Throwback RTS Tempest Rising is one of my favourite games from this year, a spectacular and thrilling tribute to Westwood’s tragically absent Command and Conquer series. I thought its twin campaigns were pretty much perfect when I reviewed it a couple of months back, which is possibly why its first major update focuses mainly on multiplayer.
Titled the “Rally and Recon” update, the patch substantially expands and refines player-on-player warfare. Its biggest additions are a ranked mode for 2v2 play complete with leaderboards, and the ability to queue for 2v2 matches either solo or with your friends. It also adds the “much requested” ability to adjust population cap for multiplayer matches, letting you play with anywhere between 100 and 500 li’l guys.
Among these are a couple of slightly smaller additions, such as a proper lobby chat system so you don’t have to sit in textual silence while waiting for a match, and a “basic” spectator mode which developer Slipgate Ironworks defines as “V1”, suggesting that it’ll be improved over time.
Outside of these broader features, the update extends the online battlefield with six new maps. Four of these are designed for 2v2 play, with the remaining two are built around 1v1 warfare. All maps are repurposed affairs rather than being entirely new, but on the plus side, one of them is called “Emptied Hopes” which sounds like the name of a spaceship in Halo.
All of this arrives alongside an extensive rebalance for existing units. Slipgate provides a detailed breakdown of how each unit is affected in the patch notes, but the gist is to establish “a more formal Early/Mid/Late pacing for tech progression.”
This affects each faction differently. For the GFD, it means a nerf to the intel-generating spy drones support power, but a buff for the hunter tank. The Tempest Dynasty, meanwhile, get slower resource harvesting, but more effective second-tier units, such as the missile-spewing Porcupine truck.

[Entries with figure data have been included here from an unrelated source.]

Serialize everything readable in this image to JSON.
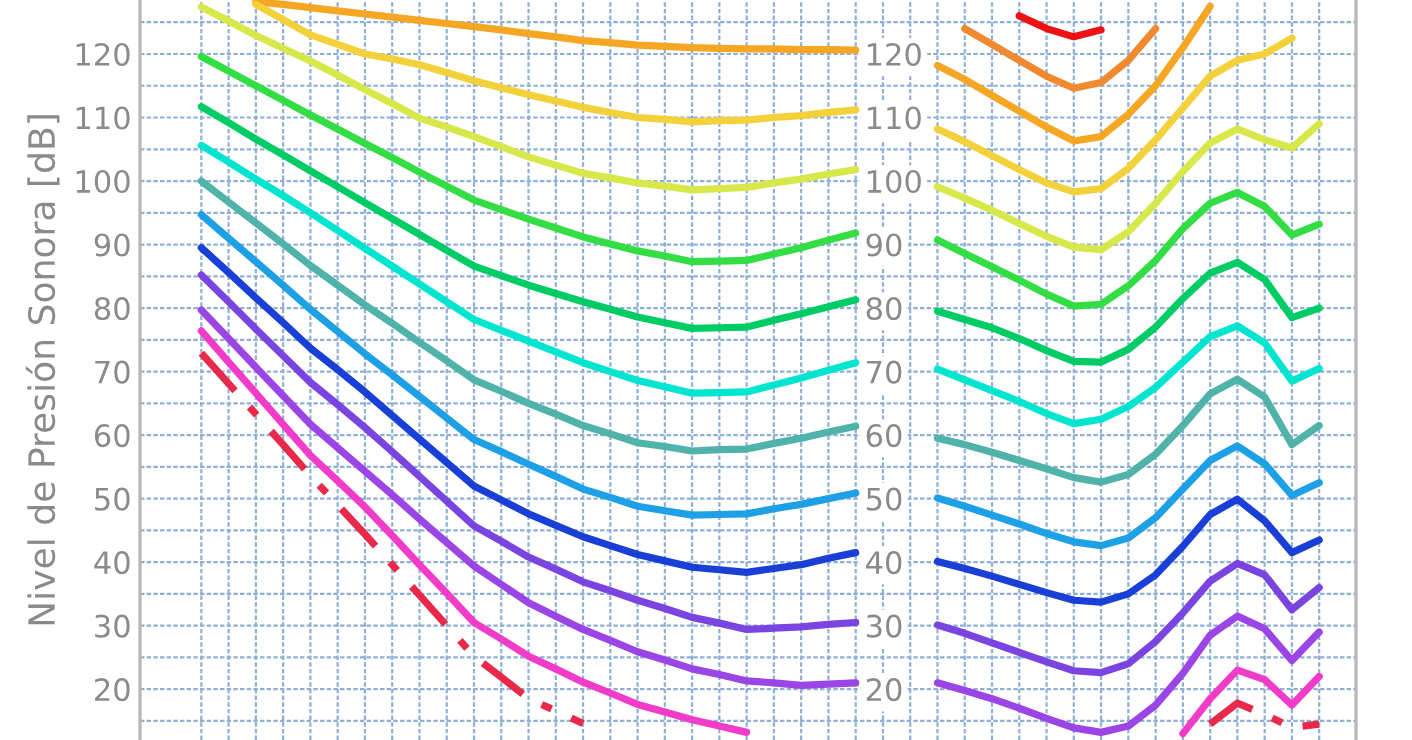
{
  "chart_data": {
    "type": "line",
    "ylabel": "Nivel de Presión Sonora [dB]",
    "ylim": [
      12,
      128.5
    ],
    "y2lim": [
      12,
      128.5
    ],
    "categories": [
      null,
      null,
      null,
      null,
      null,
      null,
      null,
      null,
      null,
      null,
      null,
      null,
      null,
      null,
      null,
      null,
      null,
      null,
      null,
      null,
      null,
      null,
      null,
      null,
      null,
      null,
      null,
      null,
      null,
      null,
      null,
      null,
      null,
      null,
      null,
      null,
      null,
      null,
      null,
      null,
      null,
      null
    ],
    "yticks": [
      {
        "value": 15,
        "label": null
      },
      20,
      {
        "value": 25,
        "label": null
      },
      30,
      {
        "value": 35,
        "label": null
      },
      40,
      {
        "value": 45,
        "label": null
      },
      50,
      {
        "value": 55,
        "label": null
      },
      60,
      {
        "value": 65,
        "label": null
      },
      70,
      {
        "value": 75,
        "label": null
      },
      80,
      {
        "value": 85,
        "label": null
      },
      90,
      {
        "value": 95,
        "label": null
      },
      100,
      {
        "value": 105,
        "label": null
      },
      110,
      {
        "value": 115,
        "label": null
      },
      120,
      {
        "value": 125,
        "label": null
      }
    ],
    "y2ticks": [
      20,
      30,
      40,
      50,
      60,
      70,
      80,
      90,
      100,
      110,
      120
    ],
    "tick_labels": "y",
    "grid": true,
    "marker": "none",
    "series": [
      {
        "color": "#d8e84a",
        "values": [
          127.4,
          125.2,
          122.9,
          120.9,
          118.9,
          116.7,
          114.4,
          112.2,
          109.9,
          108.5,
          107,
          105.4,
          103.8,
          102.5,
          101.2,
          100.5,
          99.7,
          99.2,
          98.6,
          98.8,
          99,
          99.7,
          100.3,
          101.1,
          101.8,
          null,
          null,
          null,
          null,
          null,
          null,
          null,
          null,
          null,
          null,
          null,
          null,
          null,
          null,
          null,
          null,
          null
        ]
      },
      {
        "color": "#f5a623",
        "values": [
          null,
          null,
          128.2,
          127.8,
          127.3,
          126.8,
          126.3,
          125.8,
          125.3,
          124.8,
          124.3,
          123.8,
          123.2,
          122.7,
          122.1,
          121.8,
          121.4,
          121.2,
          121,
          120.9,
          120.8,
          120.8,
          120.7,
          120.7,
          120.6,
          null,
          null,
          null,
          null,
          null,
          null,
          null,
          null,
          null,
          null,
          null,
          null,
          null,
          null,
          null,
          null,
          null
        ]
      },
      {
        "color": "#f3d13a",
        "values": [
          null,
          null,
          127.8,
          125.4,
          123,
          121.5,
          120,
          119.2,
          118.3,
          117.1,
          115.8,
          114.7,
          113.6,
          112.6,
          111.6,
          110.8,
          110,
          109.7,
          109.3,
          109.5,
          109.6,
          110,
          110.3,
          110.8,
          111.2,
          null,
          null,
          null,
          null,
          null,
          null,
          null,
          null,
          null,
          null,
          null,
          null,
          null,
          null,
          null,
          null,
          null
        ]
      },
      {
        "color": "#33dd44",
        "values": [
          119.6,
          117.3,
          115,
          112.7,
          110.4,
          108.2,
          105.9,
          103.7,
          101.4,
          99.2,
          97,
          95.5,
          94,
          92.6,
          91.2,
          90.1,
          89,
          88.2,
          87.3,
          87.4,
          87.5,
          88.5,
          89.5,
          90.7,
          91.8,
          null,
          null,
          null,
          null,
          null,
          null,
          null,
          null,
          null,
          null,
          null,
          null,
          null,
          null,
          null,
          null,
          null
        ]
      },
      {
        "color": "#00cc66",
        "values": [
          111.7,
          109.2,
          106.6,
          104.1,
          101.6,
          99.1,
          96.6,
          94.1,
          91.6,
          89.1,
          86.6,
          85.1,
          83.6,
          82.3,
          81,
          79.8,
          78.6,
          77.7,
          76.8,
          76.9,
          77,
          78.1,
          79.1,
          80.2,
          81.3,
          null,
          null,
          null,
          null,
          null,
          null,
          null,
          null,
          null,
          null,
          null,
          null,
          null,
          null,
          null,
          null,
          null
        ]
      },
      {
        "color": "#00e5d0",
        "values": [
          105.6,
          103,
          100.3,
          97.7,
          95,
          92.2,
          89.4,
          86.6,
          83.8,
          81,
          78.2,
          76.5,
          74.8,
          73.1,
          71.4,
          70,
          68.6,
          67.6,
          66.6,
          66.7,
          66.8,
          67.9,
          69,
          70.2,
          71.4,
          null,
          null,
          null,
          null,
          null,
          null,
          null,
          null,
          null,
          null,
          null,
          null,
          null,
          null,
          null,
          null,
          null
        ]
      },
      {
        "color": "#4fb3a9",
        "values": [
          100,
          96.7,
          93.4,
          90.1,
          86.7,
          83.6,
          80.5,
          77.6,
          74.6,
          71.7,
          68.7,
          66.9,
          65,
          63.3,
          61.5,
          60.2,
          58.8,
          58.2,
          57.5,
          57.7,
          57.8,
          58.7,
          59.5,
          60.5,
          61.4,
          null,
          null,
          null,
          null,
          null,
          null,
          null,
          null,
          null,
          null,
          null,
          null,
          null,
          null,
          null,
          null,
          null
        ]
      },
      {
        "color": "#1ea0e6",
        "values": [
          94.7,
          91,
          87.3,
          83.6,
          79.8,
          76.3,
          72.8,
          69.5,
          66.1,
          62.7,
          59.3,
          57.4,
          55.4,
          53.5,
          51.5,
          50.2,
          48.8,
          48.1,
          47.4,
          47.5,
          47.6,
          48.4,
          49.1,
          50,
          50.9,
          null,
          null,
          null,
          null,
          null,
          null,
          null,
          null,
          null,
          null,
          null,
          null,
          null,
          null,
          null,
          null,
          null
        ]
      },
      {
        "color": "#1a3fd6",
        "values": [
          89.5,
          85.6,
          81.6,
          77.7,
          73.7,
          70.3,
          66.8,
          63.1,
          59.4,
          55.7,
          52,
          49.8,
          47.6,
          45.8,
          44,
          42.6,
          41.2,
          40.2,
          39.2,
          38.8,
          38.4,
          39,
          39.6,
          40.6,
          41.5,
          null,
          null,
          null,
          null,
          null,
          null,
          null,
          null,
          null,
          null,
          null,
          null,
          null,
          null,
          null,
          null,
          null
        ]
      },
      {
        "color": "#7a44e0",
        "values": [
          85.2,
          81,
          76.7,
          72.5,
          68.3,
          64.8,
          61.2,
          57.4,
          53.5,
          49.6,
          45.7,
          43.3,
          40.8,
          38.9,
          36.9,
          35.5,
          34,
          32.7,
          31.3,
          30.4,
          29.4,
          29.6,
          29.8,
          30.2,
          30.5,
          null,
          null,
          null,
          null,
          null,
          null,
          null,
          null,
          null,
          null,
          null,
          null,
          null,
          null,
          null,
          null,
          null
        ]
      },
      {
        "color": "#9b45e6",
        "values": [
          79.7,
          75.2,
          70.7,
          66.2,
          61.7,
          58,
          54.3,
          50.6,
          46.8,
          43.1,
          39.4,
          36.5,
          33.6,
          31.5,
          29.4,
          27.7,
          25.9,
          24.6,
          23.2,
          22.3,
          21.3,
          21,
          20.6,
          20.8,
          21,
          null,
          null,
          null,
          null,
          null,
          null,
          null,
          null,
          null,
          null,
          null,
          null,
          null,
          null,
          null,
          null,
          null
        ]
      },
      {
        "color": "#f03cc8",
        "values": [
          76.4,
          71.5,
          66.6,
          61.7,
          56.8,
          52.8,
          48.7,
          44.2,
          39.6,
          35.1,
          30.5,
          27.9,
          25.2,
          23.2,
          21.1,
          19.4,
          17.6,
          16.4,
          15.2,
          14.2,
          13.2,
          null,
          null,
          null,
          null,
          null,
          null,
          null,
          null,
          null,
          null,
          null,
          null,
          null,
          null,
          null,
          null,
          null,
          null,
          null,
          null,
          null
        ]
      },
      {
        "color": "#e8294a",
        "line_style": "dashed",
        "values": [
          72.9,
          68.1,
          63.3,
          58.5,
          53.6,
          49,
          44.4,
          39.6,
          34.8,
          30,
          25.2,
          21.9,
          18.5,
          16.6,
          14.6,
          null,
          null,
          null,
          null,
          null,
          null,
          null,
          null,
          null,
          null,
          null,
          null,
          null,
          null,
          null,
          null,
          null,
          null,
          null,
          null,
          null,
          null,
          null,
          null,
          null,
          null,
          null
        ]
      },
      {
        "color": "#d8e84a",
        "values": [
          null,
          null,
          null,
          null,
          null,
          null,
          null,
          null,
          null,
          null,
          null,
          null,
          null,
          null,
          null,
          null,
          null,
          null,
          null,
          null,
          null,
          null,
          null,
          null,
          null,
          null,
          null,
          99.1,
          97.3,
          95.4,
          93.3,
          91.3,
          89.6,
          89.2,
          92,
          96.5,
          101.5,
          106,
          108.2,
          106.5,
          105.2,
          109
        ]
      },
      {
        "color": "#ee1111",
        "values": [
          null,
          null,
          null,
          null,
          null,
          null,
          null,
          null,
          null,
          null,
          null,
          null,
          null,
          null,
          null,
          null,
          null,
          null,
          null,
          null,
          null,
          null,
          null,
          null,
          null,
          null,
          null,
          null,
          null,
          null,
          126,
          124,
          122.7,
          123.8,
          null,
          null,
          null,
          null,
          null,
          null,
          null,
          null
        ]
      },
      {
        "color": "#f08a30",
        "values": [
          null,
          null,
          null,
          null,
          null,
          null,
          null,
          null,
          null,
          null,
          null,
          null,
          null,
          null,
          null,
          null,
          null,
          null,
          null,
          null,
          null,
          null,
          null,
          null,
          null,
          null,
          null,
          null,
          124,
          121.5,
          119,
          116.5,
          114.6,
          115.5,
          119,
          124,
          null,
          null,
          null,
          null,
          null,
          null
        ]
      },
      {
        "color": "#f5a623",
        "values": [
          null,
          null,
          null,
          null,
          null,
          null,
          null,
          null,
          null,
          null,
          null,
          null,
          null,
          null,
          null,
          null,
          null,
          null,
          null,
          null,
          null,
          null,
          null,
          null,
          null,
          null,
          null,
          118.2,
          116,
          113.5,
          111,
          108.5,
          106.3,
          107,
          110.5,
          115,
          121,
          127.5,
          null,
          null,
          null,
          null
        ]
      },
      {
        "color": "#f3d13a",
        "values": [
          null,
          null,
          null,
          null,
          null,
          null,
          null,
          null,
          null,
          null,
          null,
          null,
          null,
          null,
          null,
          null,
          null,
          null,
          null,
          null,
          null,
          null,
          null,
          null,
          null,
          null,
          null,
          108.2,
          106.2,
          104,
          101.8,
          99.7,
          98.3,
          98.8,
          102,
          106.5,
          111.5,
          116.5,
          119,
          120,
          122.5,
          null
        ]
      },
      {
        "color": "#33dd44",
        "values": [
          null,
          null,
          null,
          null,
          null,
          null,
          null,
          null,
          null,
          null,
          null,
          null,
          null,
          null,
          null,
          null,
          null,
          null,
          null,
          null,
          null,
          null,
          null,
          null,
          null,
          null,
          null,
          90.7,
          88.6,
          86.5,
          84.4,
          82.2,
          80.3,
          80.6,
          83.5,
          87.5,
          92.5,
          96.5,
          98.2,
          96,
          91.5,
          93.2
        ]
      },
      {
        "color": "#00cc66",
        "values": [
          null,
          null,
          null,
          null,
          null,
          null,
          null,
          null,
          null,
          null,
          null,
          null,
          null,
          null,
          null,
          null,
          null,
          null,
          null,
          null,
          null,
          null,
          null,
          null,
          null,
          null,
          null,
          79.5,
          78.2,
          76.9,
          75.2,
          73.3,
          71.6,
          71.5,
          73.5,
          77,
          81.5,
          85.5,
          87.2,
          84.5,
          78.5,
          80
        ]
      },
      {
        "color": "#00e5d0",
        "values": [
          null,
          null,
          null,
          null,
          null,
          null,
          null,
          null,
          null,
          null,
          null,
          null,
          null,
          null,
          null,
          null,
          null,
          null,
          null,
          null,
          null,
          null,
          null,
          null,
          null,
          null,
          null,
          70.4,
          68.7,
          67,
          65.3,
          63.4,
          61.8,
          62.5,
          64.5,
          67.5,
          71.5,
          75.5,
          77.2,
          74.5,
          68.5,
          70.5
        ]
      },
      {
        "color": "#4fb3a9",
        "values": [
          null,
          null,
          null,
          null,
          null,
          null,
          null,
          null,
          null,
          null,
          null,
          null,
          null,
          null,
          null,
          null,
          null,
          null,
          null,
          null,
          null,
          null,
          null,
          null,
          null,
          null,
          null,
          59.5,
          58.5,
          57.3,
          56,
          54.7,
          53.3,
          52.6,
          53.8,
          57,
          61.5,
          66.5,
          68.8,
          66,
          58.5,
          61.5
        ]
      },
      {
        "color": "#1ea0e6",
        "values": [
          null,
          null,
          null,
          null,
          null,
          null,
          null,
          null,
          null,
          null,
          null,
          null,
          null,
          null,
          null,
          null,
          null,
          null,
          null,
          null,
          null,
          null,
          null,
          null,
          null,
          null,
          null,
          50.1,
          48.8,
          47.4,
          46,
          44.5,
          43.2,
          42.6,
          43.8,
          47,
          51.5,
          56,
          58.3,
          55.5,
          50.5,
          52.5
        ]
      },
      {
        "color": "#1a3fd6",
        "values": [
          null,
          null,
          null,
          null,
          null,
          null,
          null,
          null,
          null,
          null,
          null,
          null,
          null,
          null,
          null,
          null,
          null,
          null,
          null,
          null,
          null,
          null,
          null,
          null,
          null,
          null,
          null,
          40.1,
          39,
          37.8,
          36.5,
          35.2,
          34,
          33.7,
          35,
          38,
          42.5,
          47.5,
          49.9,
          46.5,
          41.5,
          43.5
        ]
      },
      {
        "color": "#7a44e0",
        "values": [
          null,
          null,
          null,
          null,
          null,
          null,
          null,
          null,
          null,
          null,
          null,
          null,
          null,
          null,
          null,
          null,
          null,
          null,
          null,
          null,
          null,
          null,
          null,
          null,
          null,
          null,
          null,
          30.1,
          28.8,
          27.3,
          25.8,
          24.3,
          22.9,
          22.6,
          24,
          27.5,
          32,
          37,
          39.8,
          38,
          32.5,
          36
        ]
      },
      {
        "color": "#9b45e6",
        "values": [
          null,
          null,
          null,
          null,
          null,
          null,
          null,
          null,
          null,
          null,
          null,
          null,
          null,
          null,
          null,
          null,
          null,
          null,
          null,
          null,
          null,
          null,
          null,
          null,
          null,
          null,
          null,
          21,
          19.8,
          18.5,
          17,
          15.4,
          13.9,
          13.2,
          14.2,
          17.5,
          22.5,
          28.5,
          31.5,
          29.5,
          24.5,
          29
        ]
      },
      {
        "color": "#f03cc8",
        "values": [
          null,
          null,
          null,
          null,
          null,
          null,
          null,
          null,
          null,
          null,
          null,
          null,
          null,
          null,
          null,
          null,
          null,
          null,
          null,
          null,
          null,
          null,
          null,
          null,
          null,
          null,
          null,
          null,
          null,
          null,
          null,
          null,
          null,
          null,
          null,
          null,
          13,
          18.5,
          23,
          21.5,
          17.5,
          22
        ]
      },
      {
        "color": "#e8294a",
        "line_style": "dashed",
        "values": [
          null,
          null,
          null,
          null,
          null,
          null,
          null,
          null,
          null,
          null,
          null,
          null,
          null,
          null,
          null,
          null,
          null,
          null,
          null,
          null,
          null,
          null,
          null,
          null,
          null,
          null,
          null,
          null,
          null,
          null,
          null,
          null,
          null,
          null,
          null,
          null,
          null,
          14.5,
          17.8,
          16,
          14,
          14.5
        ]
      }
    ]
  }
}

It’s great that the multiplayer mode is getting such thorough attention. But I mainly want to know what’s going on with the game’s third playable faction. Slipgate stated it’d be coming sometime after launch, but haven’t said much about it since. It is a much weirder faction than the other two, so it isn’t surprising you could only fight against them in the campaign on launch. But I hope it gets folded into the main game soon, if only to give it something that isn’t directly borrowed from the C&C games of yore.